Bien que Josef Hofmann se produise régulièrement (entre autres, environ trois fois par an dans son école où il enseigne jusqu’en 1938, ainsi que dans le cadre des émissions de radio) jusque dans les années 1940, ses capacités commencent à se détériorer déjà dans la seconde moitié des années 1930 ; puis, à partir des années 1940, ce problème devient plus sensible, particulièrement en raison de l’abus d’alcool. C’est avec du maquillage visant à masquer la fatigue mentale s’étalant sur son visage qu’il participa, le 30 juillet 1945, à l’enregistrement d’un film parlant, produit par Bell Telephone Company en vue d’être diffusé dans les salles de cinéma afin de promouvoir leur émission de radio « The Telephone Hour ». Pour cela, il exécuta le Prélude en ut dièse mineur op. 3 n° 2 de Rachmaninov et une version raccourcie du dernier mouvement du Concerto pour piano en mi bémol majeur de Beethoven avec l’accompagnement du Bell Telephone Hour Orchestra sous la baguette vigoureuse de Donald Voorhees. Malgré son âge assez avancé, Hofmann joue ici avec une énergie furieuse et d’une manière quasiment pure. On notera que la bande sonore de ce film fut gravée plus tôt dans la journée, lorsque l’artiste n’était pas en état d’ébriété, tandis que l’image fut tournée ultérieurement.

La dernière apparition professionnelle d’Hofmann, sa huitième diffusion sur Bell Telephone, date du 13 janvier 1947. Après que sa carrière eut pris fin, il vécut reclus, presque sans contact avec le monde, pendant une dizaine d’années en Californie.

Entretiens autour de Josef Hofmann (menés entre 1959 et 2002)
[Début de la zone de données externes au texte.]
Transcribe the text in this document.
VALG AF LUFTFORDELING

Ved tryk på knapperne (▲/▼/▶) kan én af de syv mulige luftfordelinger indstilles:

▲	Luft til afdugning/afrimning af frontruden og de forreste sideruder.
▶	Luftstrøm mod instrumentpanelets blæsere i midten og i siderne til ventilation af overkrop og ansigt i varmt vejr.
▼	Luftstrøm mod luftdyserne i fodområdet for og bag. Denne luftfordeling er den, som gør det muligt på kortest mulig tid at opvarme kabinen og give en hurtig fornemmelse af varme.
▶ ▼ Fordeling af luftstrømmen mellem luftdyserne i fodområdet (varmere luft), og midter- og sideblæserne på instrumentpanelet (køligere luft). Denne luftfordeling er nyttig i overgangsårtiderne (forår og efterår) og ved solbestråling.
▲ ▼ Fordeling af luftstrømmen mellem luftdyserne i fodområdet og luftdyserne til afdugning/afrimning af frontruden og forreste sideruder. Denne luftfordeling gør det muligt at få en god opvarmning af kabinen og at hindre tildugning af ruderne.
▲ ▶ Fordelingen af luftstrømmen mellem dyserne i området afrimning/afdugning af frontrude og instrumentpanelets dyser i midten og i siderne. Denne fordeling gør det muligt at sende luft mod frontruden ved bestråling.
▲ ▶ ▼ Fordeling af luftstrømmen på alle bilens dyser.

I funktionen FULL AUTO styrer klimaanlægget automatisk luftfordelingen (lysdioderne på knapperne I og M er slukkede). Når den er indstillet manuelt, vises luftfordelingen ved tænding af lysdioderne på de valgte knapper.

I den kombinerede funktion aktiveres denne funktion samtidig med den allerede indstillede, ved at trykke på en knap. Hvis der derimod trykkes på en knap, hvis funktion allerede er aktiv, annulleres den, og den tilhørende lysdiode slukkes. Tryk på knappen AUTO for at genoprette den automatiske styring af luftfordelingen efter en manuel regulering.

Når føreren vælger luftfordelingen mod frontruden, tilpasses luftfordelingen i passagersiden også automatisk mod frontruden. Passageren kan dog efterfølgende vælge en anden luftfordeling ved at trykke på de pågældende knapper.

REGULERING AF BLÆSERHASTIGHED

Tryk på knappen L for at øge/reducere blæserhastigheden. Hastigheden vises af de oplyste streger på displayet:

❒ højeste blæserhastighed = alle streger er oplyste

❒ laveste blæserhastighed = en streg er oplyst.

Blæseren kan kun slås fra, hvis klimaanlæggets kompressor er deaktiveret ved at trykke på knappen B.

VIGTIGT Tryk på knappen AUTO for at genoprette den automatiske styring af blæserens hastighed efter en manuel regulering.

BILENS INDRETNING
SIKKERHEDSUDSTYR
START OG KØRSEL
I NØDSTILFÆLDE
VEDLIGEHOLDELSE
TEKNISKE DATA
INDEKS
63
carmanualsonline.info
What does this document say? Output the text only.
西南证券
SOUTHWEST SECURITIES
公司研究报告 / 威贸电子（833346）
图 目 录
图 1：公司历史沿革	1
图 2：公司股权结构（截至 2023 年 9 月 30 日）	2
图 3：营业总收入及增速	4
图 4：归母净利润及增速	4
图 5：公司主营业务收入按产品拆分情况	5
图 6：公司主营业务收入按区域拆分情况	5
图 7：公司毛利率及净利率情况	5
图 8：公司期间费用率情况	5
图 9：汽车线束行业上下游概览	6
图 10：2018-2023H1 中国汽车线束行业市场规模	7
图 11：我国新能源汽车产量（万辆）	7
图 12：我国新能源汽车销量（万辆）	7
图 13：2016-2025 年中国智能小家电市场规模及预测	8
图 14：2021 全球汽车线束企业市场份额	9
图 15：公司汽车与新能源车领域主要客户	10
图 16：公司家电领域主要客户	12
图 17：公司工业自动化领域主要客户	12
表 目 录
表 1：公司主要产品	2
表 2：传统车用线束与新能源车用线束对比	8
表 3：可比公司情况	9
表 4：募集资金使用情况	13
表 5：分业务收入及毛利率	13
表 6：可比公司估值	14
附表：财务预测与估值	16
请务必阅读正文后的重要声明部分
Treize interviews faites autour de Josef Hofmann en anglais dans le cadre de recherches biographiques enrichissent le contenu de ce neuvième volume en proposant toute une gamme de perspectives, y compris des informations sur la vie privée du pianiste. En effectuant la sélection, Ward Marston a choisi parmi les bandes présentant la meilleure qualité sonore. Parmi les personnes interrogées, on trouve : Charles Rosen, Constance Keene, Jorge Bolet, Glenn Gould, Witold Lutosławski, Rudolph Ganz, Ruth Steinway, Tadeusz Sadłowski, Gian Carlo Menotti, Aniela Rubinstein, Nadia Reisenberg, Irene Wolf et Anton Hofmann (fils de Josef). Hormis les entretiens, nous avons encore ici une minute et demie de « répétition » que Dagmar Godowsky (sœur de Leopold) et Betty Hofmann (épouse de Josef) ont fait enregistrer lors des préparatifs pour un programme radiophonique destiné aux jeunes, portant sur l’enfance de Josef Hofmann.

Comme le remarque dans les notes de présentation de l’album, Hofmann « était l’un des artistes musicaux les plus intelligents et les plus compliqués de tous les temps, un génie plein de contradictions ». La fin du livret (qui, outre les textes, offre beaucoup de photos rares) spécifie les enregistrements perdus du maître, qu’on espère un jour retrouver afin qu’un volume suivant de l’intégrale puisse voir le jour. En attendant, celui-ci est un must pour tous les aficionados du grand pianiste.